While many studies are still exploring the various treatment methods, a few suggestions from ASHA for treating apraxia patients include the integration of objective treatment evidence, theoretical rationale, clinical knowledge and experience, and the needs and goals of the patient
The U.S. Food and Drug Administration (FDA) has not approved any drug for the direct treatment of stuttering. However, the effectiveness of pharmacological agents, such as benzodiazepines, anticonvulsants, antidepressants, antipsychotic and antihypertensive medications, and dopamine antagonists in the treatment of stuttering has been evaluated in studies involving both adults and children.
A comprehensive review of pharmacological treatments of stuttering in 2006 concluded that few of the drug trials were methodologically sound. Of those that were, only one, not unflawed study, showed a reduction in the frequency of stuttering to less than 5% of words spoken. In addition, potentially serious side effects of pharmacological treatments were noted, such as weight gain, sexual dysfunctions and the potential for blood pressure increases. There is one new drug studied especially for stuttering named pagoclone, which was found to be well-tolerated "with only minor side-effects of headache and fatigue reported in a minority of those treated".
There is no cure for the condition. Management is through therapy.

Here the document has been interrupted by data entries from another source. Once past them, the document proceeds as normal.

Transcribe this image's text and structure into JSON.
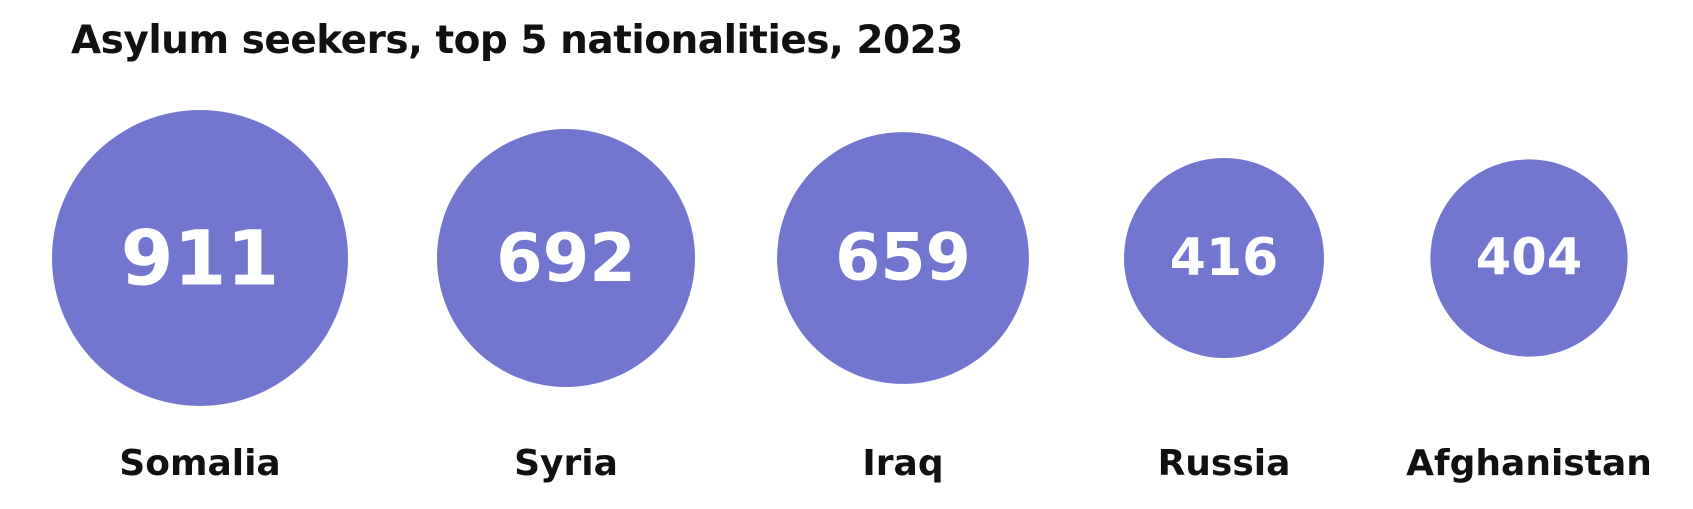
{
  "chart_data": {
    "type": "bubble",
    "title": "Asylum seekers, top 5 nationalities, 2023",
    "categories": [
      "Somalia",
      "Syria",
      "Iraq",
      "Russia",
      "Afghanistan"
    ],
    "values": [
      911,
      692,
      659,
      416,
      404
    ],
    "color": "#7376cf"
  }
}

Language-based learning disabilities or LBLD are "heterogeneous" neurological differences that can affect skills such as listening, reasoning, speaking, reading, writing, and maths calculations. It is also associated with movement, coordination, and direct attention. LBLD is not usually identified until the child reaches school age. Most people with this disability find it hard to communicate, to express ideas efficiently and what they say may be ambiguous and hard to understand
It is a neurological difference. It is often hereditary, and is frequently associated to specific language problems.
There are two types of learning disabilities: non-verbal, which includes disabilities from psychomotor difficulties to dyscalculia, and verbal, language based.